Прошу прощения за то, что привычная многим история открытия, сделанного Флемингом, не выдержала критической проверки; мне она нравится, и я хотел бы, чтобы она оказалась правдивой; но даже будь она правдива, эта история мало что могла бы сообщить нам об удаче в научных исследованиях. Флеминг был человеком тонкого душевного склада, его приводили в ужас гангрена, язвы и раны на телах солдат, участвовавших в Первой мировой войне. Фенольные антисептики, практически единственное лекарство тех лет, быстро вымывались кровотоком, да и вредили тканям сильнее, чем бактерии, тем самым усугубляя ранения. Поэтому смело можно предположить, что Флеминг четко представлял себе преимущества антибактериальной субстанции, не наносящей урона тканям.

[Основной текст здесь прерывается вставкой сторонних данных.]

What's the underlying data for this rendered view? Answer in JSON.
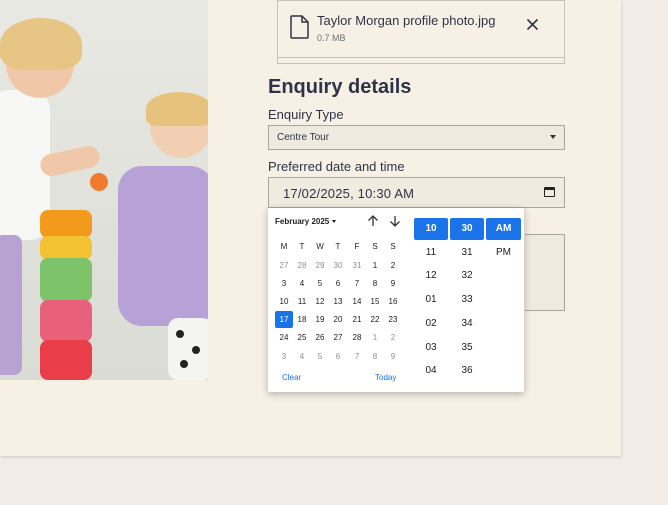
{
  "file_upload": {
    "file_name": "Taylor Morgan profile photo.jpg",
    "file_size": "0.7 MB"
  },
  "section_title": "Enquiry details",
  "enquiry_type": {
    "label": "Enquiry Type",
    "value": "Centre Tour"
  },
  "preferred_datetime": {
    "label": "Preferred date and time",
    "value": "17/02/2025, 10:30 AM"
  },
  "picker": {
    "month_label": "February 2025",
    "weekdays": [
      "M",
      "T",
      "W",
      "T",
      "F",
      "S",
      "S"
    ],
    "weeks": [
      [
        "27",
        "28",
        "29",
        "30",
        "31",
        "1",
        "2"
      ],
      [
        "3",
        "4",
        "5",
        "6",
        "7",
        "8",
        "9"
      ],
      [
        "10",
        "11",
        "12",
        "13",
        "14",
        "15",
        "16"
      ],
      [
        "17",
        "18",
        "19",
        "20",
        "21",
        "22",
        "23"
      ],
      [
        "24",
        "25",
        "26",
        "27",
        "28",
        "1",
        "2"
      ],
      [
        "3",
        "4",
        "5",
        "6",
        "7",
        "8",
        "9"
      ]
    ],
    "selected_day": "17",
    "clear_label": "Clear",
    "today_label": "Today",
    "hours": [
      "10",
      "11",
      "12",
      "01",
      "02",
      "03",
      "04"
    ],
    "minutes": [
      "30",
      "31",
      "32",
      "33",
      "34",
      "35",
      "36"
    ],
    "periods": [
      "AM",
      "PM"
    ],
    "selected_hour": "10",
    "selected_minute": "30",
    "selected_period": "AM"
  },
  "colors": {
    "accent": "#1a73e8",
    "card_bg": "#f6f1e4",
    "page_bg": "#f2ebe6",
    "text": "#2f3349"
  }
}
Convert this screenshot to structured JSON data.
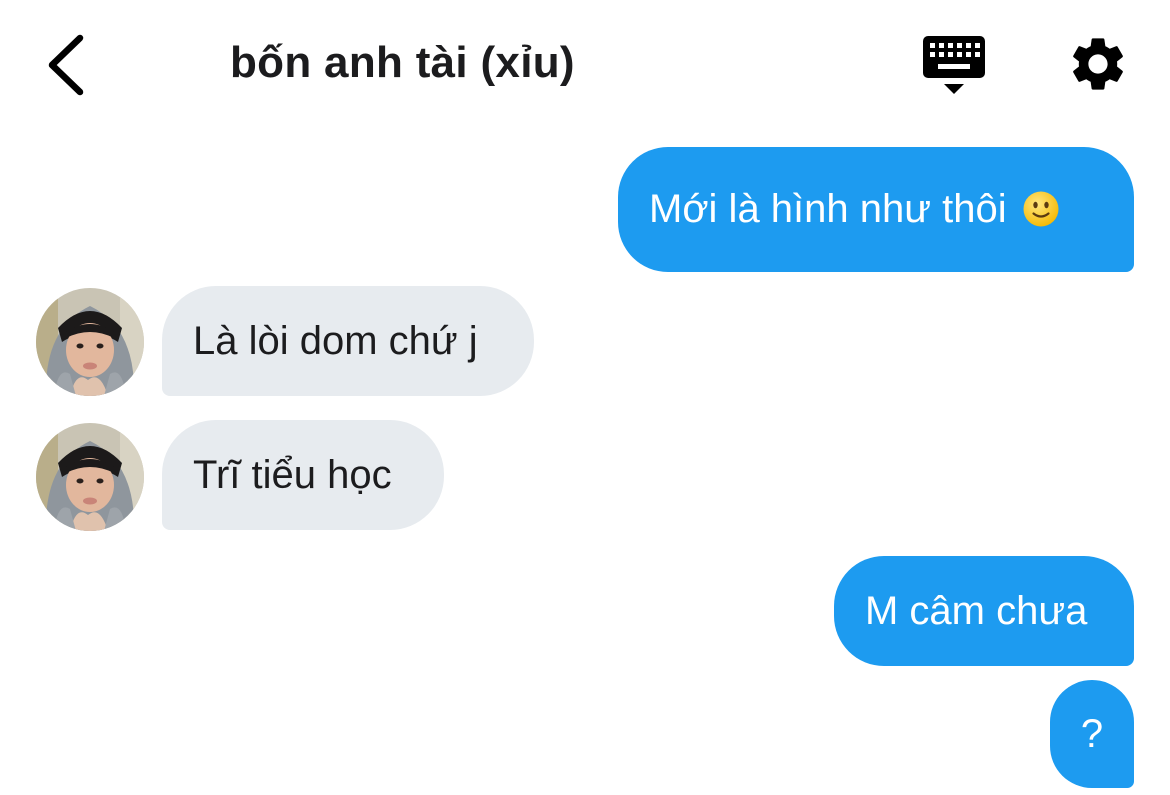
{
  "header": {
    "title": "bốn anh tài (xỉu)",
    "back_icon": "chevron-left-icon",
    "keyboard_icon": "keyboard-icon",
    "settings_icon": "gear-icon"
  },
  "messages": [
    {
      "direction": "outgoing",
      "text": "Mới là hình như thôi",
      "emoji": "slightly-smiling-face"
    },
    {
      "direction": "incoming",
      "text": "Là lòi dom chứ j"
    },
    {
      "direction": "incoming",
      "text": "Trĩ tiểu học"
    },
    {
      "direction": "outgoing",
      "text": "M câm chưa"
    },
    {
      "direction": "outgoing",
      "text": "?"
    }
  ],
  "colors": {
    "outgoing_bubble": "#1d9bf0",
    "incoming_bubble": "#e7ebef",
    "title_text": "#1c1c1e",
    "icon": "#000000"
  }
}
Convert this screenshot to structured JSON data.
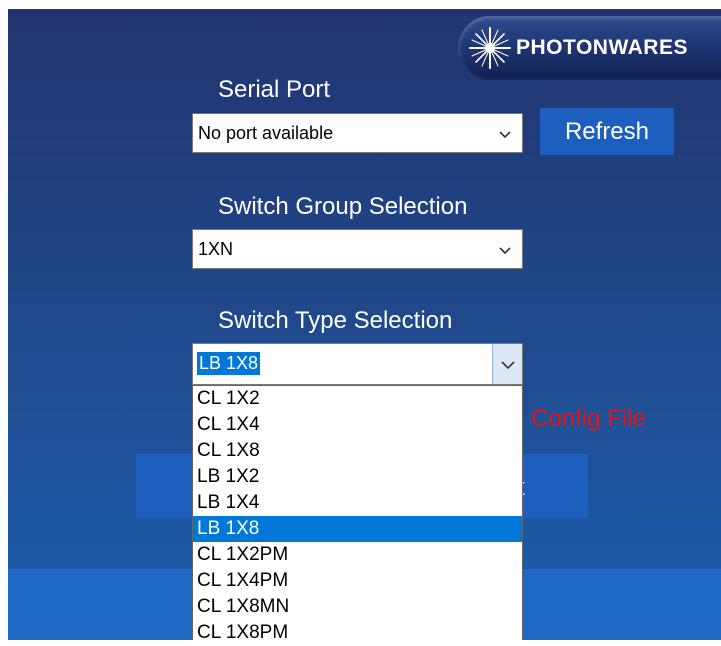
{
  "logo": {
    "text": "PHOTONWARES"
  },
  "serial_port": {
    "label": "Serial Port",
    "value": "No port available",
    "refresh_label": "Refresh"
  },
  "switch_group": {
    "label": "Switch Group Selection",
    "value": "1XN"
  },
  "switch_type": {
    "label": "Switch Type Selection",
    "value": "LB 1X8",
    "options": [
      "CL 1X2",
      "CL 1X4",
      "CL 1X8",
      "LB 1X2",
      "LB 1X4",
      "LB 1X8",
      "CL 1X2PM",
      "CL 1X4PM",
      "CL 1X8MN",
      "CL 1X8PM"
    ],
    "selected_index": 5
  },
  "config_file_text": "Config File",
  "connect_label_partial": "ct",
  "colors": {
    "panel_top": "#22346f",
    "panel_bottom": "#1b5eb0",
    "button": "#1d5fbf",
    "selection": "#0078d7",
    "warning_text": "#e51414"
  }
}
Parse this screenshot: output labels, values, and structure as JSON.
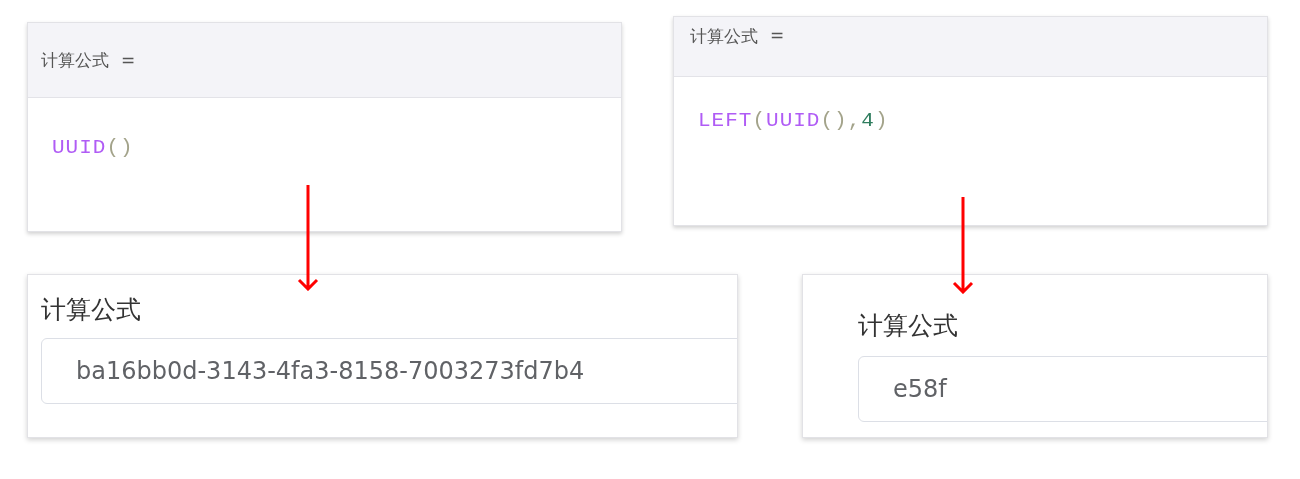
{
  "examples": [
    {
      "editor": {
        "label": "计算公式",
        "operator": "=",
        "tokens": [
          {
            "kind": "function",
            "text": "UUID"
          },
          {
            "kind": "paren",
            "text": "()"
          }
        ]
      },
      "result": {
        "label": "计算公式",
        "value": "ba16bb0d-3143-4fa3-8158-7003273fd7b4"
      }
    },
    {
      "editor": {
        "label": "计算公式",
        "operator": "=",
        "tokens": [
          {
            "kind": "function",
            "text": "LEFT"
          },
          {
            "kind": "paren",
            "text": "("
          },
          {
            "kind": "function",
            "text": "UUID"
          },
          {
            "kind": "paren",
            "text": "(),"
          },
          {
            "kind": "number",
            "text": "4"
          },
          {
            "kind": "paren",
            "text": ")"
          }
        ]
      },
      "result": {
        "label": "计算公式",
        "value": "e58f"
      }
    }
  ]
}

Не будет методологическим преувеличением сказать, что Флеминг в конце концов открыл пенициллин, потому что хотел его открыть. Тысяча людей могли наблюдать ровно то же самое, что наблюдал он, и не сделать из этого наблюдения никаких полезных выводов; а вот Флеминг сделал – потому что был готов к такому выводу. Удаче почти всегда предшествуют некие ожидания, которые ее как бы стимулируют. Хорошо известно высказывание Пастера «Фортуна благоволит подготовленному уму», а Фонтенель замечал: «Ces hasards ne sont que pour ceux qui fouent bien» («Удача благосклонна лишь к тем, кто хорошо играет»).
В истории открытия пенициллина, впрочем, имеется несомненное (и единственное) проявление удачи, к которому никак нельзя было в ту пору мысленно подготовиться заранее, поскольку это стало известно лишь сравнительно недавно: большинство антибиотиков чрезвычайно токсичны, ведь они вмешиваются в бактериальный метаболизм, который затрагивает и бактерии, и обычные клетки. Актиномицин Д служит здесь хорошим примером, ибо он вмешивается в процесс ДНК-зависимого синтеза РНК. В силу того что используется общий клеточный механизм, актиномицин Д воздействует как на бактерии, так и на обычные клетки. Пенициллин же не токсичен: он оказывает действие только на метаболизм бактерий.